Critical Mass

Critical Library: Anne Fadiman

By Eric Banks

Each week, the NBCC will post a list of five books a critic believes reviewers should have in their libraries. We recently heard from Anne Fadiman and here are the books she named

Walter Jackson Bate (editor), Criticism: The Major Texts. Any critic with a scholarly bent and a modicum of curiosity about his forebears should own this anthology, from the fourth century B.C. (Aristotle) to the mid-twentieth century (Edmund Wilson)–in other words, the pre-theoretical era. What is great literature? Does it have moral obligations? How should it be read and discussed? Bate’s grand tour of classical, Renaissance, neoclassical, Romantic, and modern critical thought provides some surprisingly useful perspectives for thinking about current literature and art.

Alfred Kazin, On Native Grounds. A classic study of American literature between the Civil War and World War II.
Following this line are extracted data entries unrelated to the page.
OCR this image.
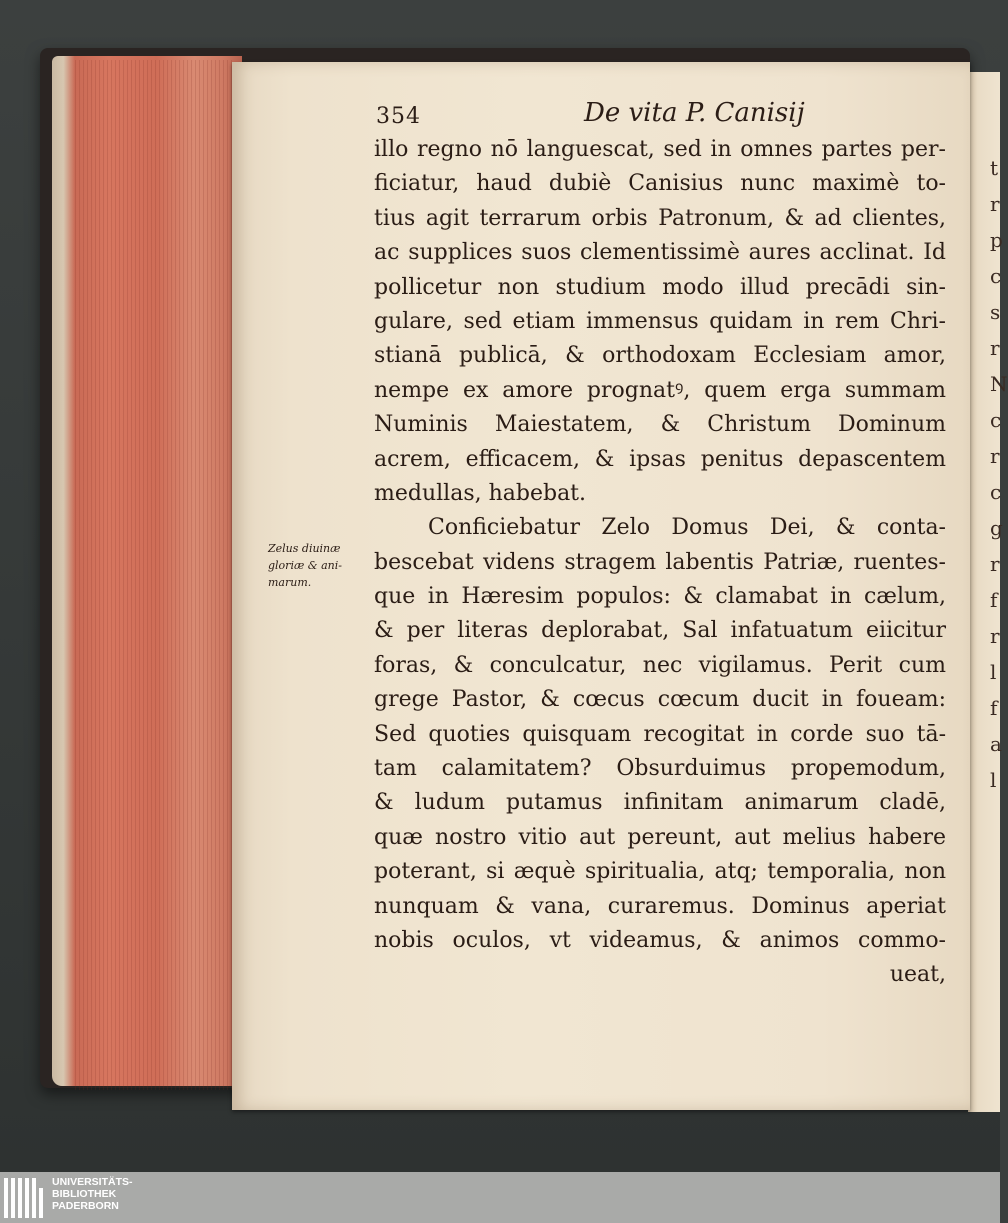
t
r
p
c
s
r
N
c
r
c
g
r
f
r
l
f
a
l
354	De vita P. Canisij
Zelus diuinæ
gloriæ & ani-
marum.
illo regno nō languescat, sed in omnes partes per-
ficiatur, haud dubiè Canisius nunc maximè to-
tius agit terrarum orbis Patronum, & ad clientes,
ac supplices suos clementissimè aures acclinat. Id
pollicetur non studium modo illud precādi sin-
gulare, sed etiam immensus quidam in rem Chri-
stianā publicā, & orthodoxam Ecclesiam amor,
nempe ex amore prognatꝰ, quem erga summam
Numinis Maiestatem, & Christum Dominum
acrem, efficacem, & ipsas penitus depascentem
medullas, habebat.
Conficiebatur Zelo Domus Dei, & conta-
bescebat videns stragem labentis Patriæ, ruentes-
que in Hæresim populos: & clamabat in cælum,
& per literas deplorabat, Sal infatuatum eiicitur
foras, & conculcatur, nec vigilamus. Perit cum
grege Pastor, & cœcus cœcum ducit in foueam:
Sed quoties quisquam recogitat in corde suo tā-
tam calamitatem? Obsurduimus propemodum,
& ludum putamus infinitam animarum cladē,
quæ nostro vitio aut pereunt, aut melius habere
poterant, si æquè spiritualia, atq; temporalia, non
nunquam & vana, curaremus. Dominus aperiat
nobis oculos, vt videamus, & animos commo-
ueat,
UNIVERSITÄTS-
BIBLIOTHEK
PADERBORN
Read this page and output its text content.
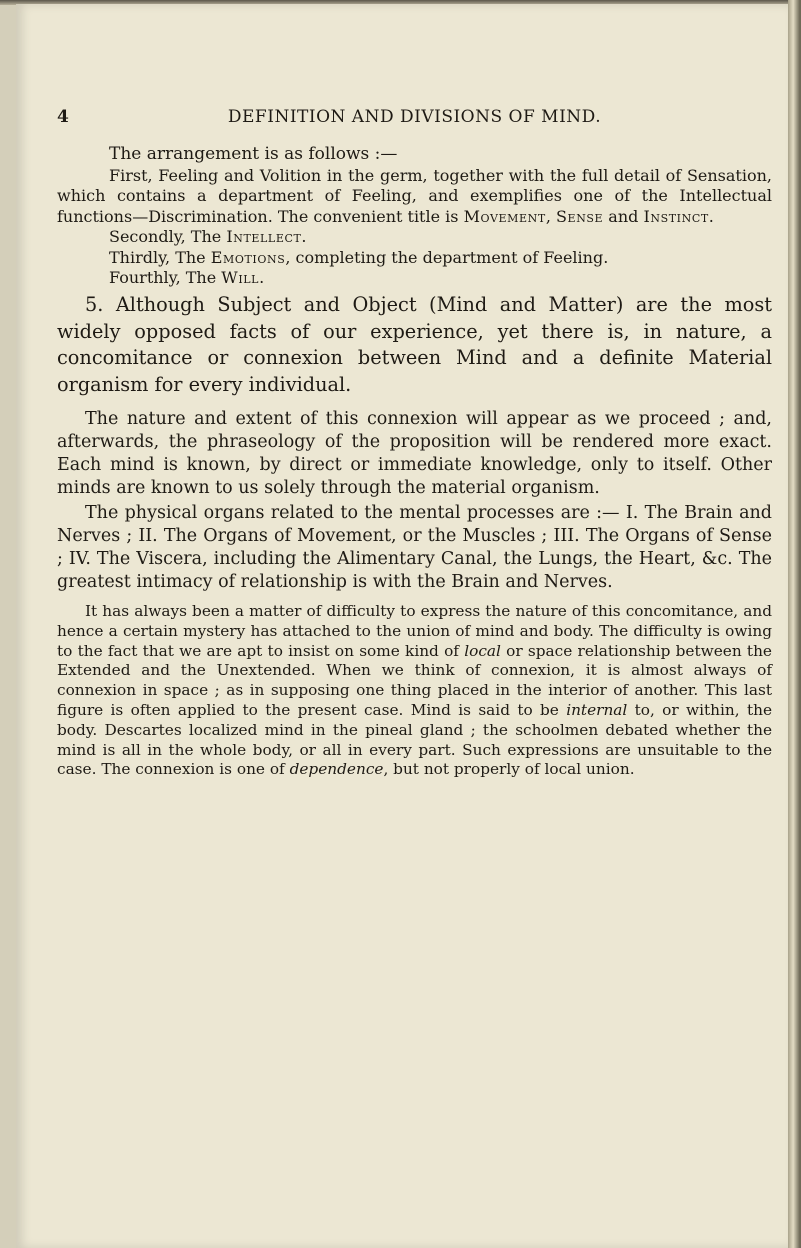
4	DEFINITION AND DIVISIONS OF MIND.

The arrangement is as follows :—

First, Feeling and Volition in the germ, together with the full detail of Sensation, which contains a department of Feeling, and exemplifies one of the Intellectual functions—Discrimination. The convenient title is Movement, Sense and Instinct.

Secondly, The Intellect.

Thirdly, The Emotions, completing the department of Feeling.

Fourthly, The Will.

5. Although Subject and Object (Mind and Matter) are the most widely opposed facts of our experience, yet there is, in nature, a concomitance or connexion between Mind and a definite Material organism for every individual.

The nature and extent of this connexion will appear as we proceed ; and, afterwards, the phraseology of the proposition will be rendered more exact. Each mind is known, by direct or immediate knowledge, only to itself. Other minds are known to us solely through the material organism.

The physical organs related to the mental processes are :— I. The Brain and Nerves ; II. The Organs of Movement, or the Muscles ; III. The Organs of Sense ; IV. The Viscera, including the Alimentary Canal, the Lungs, the Heart, &c. The greatest intimacy of relationship is with the Brain and Nerves.

It has always been a matter of difficulty to express the nature of this concomitance, and hence a certain mystery has attached to the union of mind and body. The difficulty is owing to the fact that we are apt to insist on some kind of local or space relationship between the Extended and the Unextended. When we think of connexion, it is almost always of connexion in space ; as in supposing one thing placed in the interior of another. This last figure is often applied to the present case. Mind is said to be internal to, or within, the body. Descartes localized mind in the pineal gland ; the schoolmen debated whether the mind is all in the whole body, or all in every part. Such expressions are unsuitable to the case. The connexion is one of dependence, but not properly of local union.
George Orwell, A Collection of Essays. Several of these essays–including “Why I Write,” and “Politics and the English Language”–are particularly apropos for critics. The rest, though their subjects are more various, are peerless models of nonfiction prose.

John Updike, Hugging the Shore. Updike has gathered his New Yorker essay-reviews into several brilliant collections, of which this is my favorite. The title refers to his excessively humble characterization of the reviewer’s role: the artist heads for the open sea while the critic hugs the shore. Updike is refreshingly attentive to international literature, partly in order to avoid the conflict of interest he might face if he reviewed other contemporary American novelists.

Virginia Woolf, The Common Reader. In my view, the greatest collection of literary essays ever written. I’m particularly fond of the ones on Montaigne and Conrad.

Anne Fadiman won the National Book Critics Circle award for nonfiction in 1997 for her first book, “The Spirit Catches You and You Fall Down.” From 1997 to 2004 she was the editor of “The American Scholar.” Her other books include “Ex-Libris,” “Rereadings,” and, most recently, “At Large and Small: Familiar Essays.”